Airbus estimates that 7,500 personnel remain subject to the manufacturer’s restructuring plan, which involves substantially reducing its workforce, particularly in the air transport sector.
The airframer says that, as of 31 December 2020, these included some 6,100 personnel in the commercial aircraft division.
Airbus originally intended to cut around 15,000 positions – mainly in Germany, France, the UK and Spain – by summer 2021 when it unveiled the restructuring in June last year.
“Working time adaptation and mitigation measures supported by the governments have reduced the number of positions subject to the restructuring plan,” it says.
Chief financial officer Dominik Asam says about 11,000 workers will be affected with some 3,600 already having left.

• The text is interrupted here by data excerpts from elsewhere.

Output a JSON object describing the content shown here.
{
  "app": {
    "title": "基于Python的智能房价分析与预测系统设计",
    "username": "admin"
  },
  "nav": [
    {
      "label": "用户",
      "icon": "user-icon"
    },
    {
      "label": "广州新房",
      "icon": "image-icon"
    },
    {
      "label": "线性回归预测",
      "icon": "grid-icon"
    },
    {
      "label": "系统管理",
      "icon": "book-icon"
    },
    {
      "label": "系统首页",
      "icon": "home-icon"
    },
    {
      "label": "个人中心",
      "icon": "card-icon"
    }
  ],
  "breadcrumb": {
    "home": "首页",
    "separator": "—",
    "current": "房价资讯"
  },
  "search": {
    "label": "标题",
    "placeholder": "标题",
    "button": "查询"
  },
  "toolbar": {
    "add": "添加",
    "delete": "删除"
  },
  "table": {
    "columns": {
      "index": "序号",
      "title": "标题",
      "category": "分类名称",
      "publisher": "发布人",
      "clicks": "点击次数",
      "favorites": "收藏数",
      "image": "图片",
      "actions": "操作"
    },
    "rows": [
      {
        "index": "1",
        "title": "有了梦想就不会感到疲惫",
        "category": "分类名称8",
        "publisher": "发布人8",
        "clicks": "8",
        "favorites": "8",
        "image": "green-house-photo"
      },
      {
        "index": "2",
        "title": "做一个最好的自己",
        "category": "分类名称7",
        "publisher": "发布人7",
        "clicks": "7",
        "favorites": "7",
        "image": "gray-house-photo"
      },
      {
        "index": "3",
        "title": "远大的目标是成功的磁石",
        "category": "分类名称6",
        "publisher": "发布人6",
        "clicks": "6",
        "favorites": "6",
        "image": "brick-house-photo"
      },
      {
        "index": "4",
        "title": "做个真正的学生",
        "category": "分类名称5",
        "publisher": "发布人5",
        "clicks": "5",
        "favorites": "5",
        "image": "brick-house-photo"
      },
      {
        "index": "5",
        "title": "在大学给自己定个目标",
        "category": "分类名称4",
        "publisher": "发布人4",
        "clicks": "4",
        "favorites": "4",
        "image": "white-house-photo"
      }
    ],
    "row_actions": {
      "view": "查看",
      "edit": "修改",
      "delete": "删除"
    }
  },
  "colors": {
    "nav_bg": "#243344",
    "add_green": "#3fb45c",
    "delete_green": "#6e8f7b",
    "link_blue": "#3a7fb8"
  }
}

He points out that government measures have meant about a third of the employees are essentially paid by the state, enabling the company to “keep people without their being on the [profit-and-loss account]”.
Asam says the manufacturer expects to see the benefits of the workforce reduction in 2022.
Airbus chief executive Guillaume Faury says the company is “on track with the social plan”, but that it has involved a “lot of negotiation”.
“We’ve seen already a third of the people who are supposed to leave the company leaving by the end of 2020,” he says.
Plans presented to employee representatives initially foresaw the reduction of 1,900 defence and space positions by the end of 2021, but this has been reduced to 1,400.
Airbus says it recognised a €1.2 billion restructuring provision at the end of its third quarter, to account for the company’s estimated cost of voluntary and compulsory measures.
At the end of 2020, it says, the provision amounted to €1 billion, having been reduced by fourth-quarter costs.